Optimize Shape/Materials
Resources are limited and the simple act of retaining them requires resources, especially energy. Living systems must constantly balance the value of resources obtained with the costs of resources expended; failure to do so can result in death or prevent reproduction. Living systems therefore optimize, rather than maximize, resource use.
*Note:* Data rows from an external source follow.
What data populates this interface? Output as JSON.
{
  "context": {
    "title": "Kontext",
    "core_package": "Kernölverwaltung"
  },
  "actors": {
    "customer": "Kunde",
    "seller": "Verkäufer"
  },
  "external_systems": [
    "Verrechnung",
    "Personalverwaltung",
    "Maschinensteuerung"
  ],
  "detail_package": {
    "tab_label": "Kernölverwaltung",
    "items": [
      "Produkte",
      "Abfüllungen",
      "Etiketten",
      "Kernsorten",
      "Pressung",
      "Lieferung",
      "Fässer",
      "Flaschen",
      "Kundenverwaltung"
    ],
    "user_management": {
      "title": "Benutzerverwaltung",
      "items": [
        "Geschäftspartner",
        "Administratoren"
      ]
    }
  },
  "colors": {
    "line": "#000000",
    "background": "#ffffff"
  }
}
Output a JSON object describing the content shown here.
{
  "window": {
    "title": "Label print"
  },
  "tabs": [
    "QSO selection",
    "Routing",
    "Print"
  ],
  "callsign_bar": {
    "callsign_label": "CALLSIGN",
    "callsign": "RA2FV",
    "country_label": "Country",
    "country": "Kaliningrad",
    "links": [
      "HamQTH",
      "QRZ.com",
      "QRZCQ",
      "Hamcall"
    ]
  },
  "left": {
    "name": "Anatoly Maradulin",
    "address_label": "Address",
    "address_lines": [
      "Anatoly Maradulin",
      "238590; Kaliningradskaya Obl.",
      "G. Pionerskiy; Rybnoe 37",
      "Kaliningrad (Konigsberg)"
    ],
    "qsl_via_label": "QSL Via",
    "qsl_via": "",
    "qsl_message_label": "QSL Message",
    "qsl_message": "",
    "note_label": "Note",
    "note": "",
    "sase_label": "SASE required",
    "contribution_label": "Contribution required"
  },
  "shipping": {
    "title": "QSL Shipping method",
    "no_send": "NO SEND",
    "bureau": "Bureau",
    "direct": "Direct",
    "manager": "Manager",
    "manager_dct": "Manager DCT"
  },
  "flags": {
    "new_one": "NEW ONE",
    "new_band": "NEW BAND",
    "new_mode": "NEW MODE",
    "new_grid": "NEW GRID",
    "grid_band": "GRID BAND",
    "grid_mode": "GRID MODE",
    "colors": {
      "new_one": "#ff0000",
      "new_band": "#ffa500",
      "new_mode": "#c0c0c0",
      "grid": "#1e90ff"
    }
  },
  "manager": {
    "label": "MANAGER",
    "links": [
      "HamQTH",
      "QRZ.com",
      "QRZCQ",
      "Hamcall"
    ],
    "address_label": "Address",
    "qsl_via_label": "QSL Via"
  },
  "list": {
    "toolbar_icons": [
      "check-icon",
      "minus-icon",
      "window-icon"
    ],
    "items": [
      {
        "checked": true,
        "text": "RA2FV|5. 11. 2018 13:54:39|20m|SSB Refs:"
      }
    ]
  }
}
Optimizing shape ultimately optimizes materials and energy. An example of such optimization can be seen in the dolphin's body shape. It's streamlined to reduce drag in the water due to an optimal ratio of length to diameter, as well as features on its surface that lie flat, reducing turbulence.
Birds
Class Aves ("bird"): Eagles, hawks, sparrows, parrots
Birds are evolutionary engineering marvels. They are descended from dinosaurs, but are far from our idea of heavy, scaly reptiles. Of the specific adaptions that set them apart, most notable is flight—although some mammals can fly, birds take the prize for abundance in the skies. Many birds have hollow, lightweight skeletons and specially-designed wings to help them stay aloft. They also have feathers made of keratin that help them stay warm, attract mates, and improve navigation and aerodynamics in flight. In contrast to their dinosaur ancestors, they lack true teeth and have replaced them with specialized beaks and bills.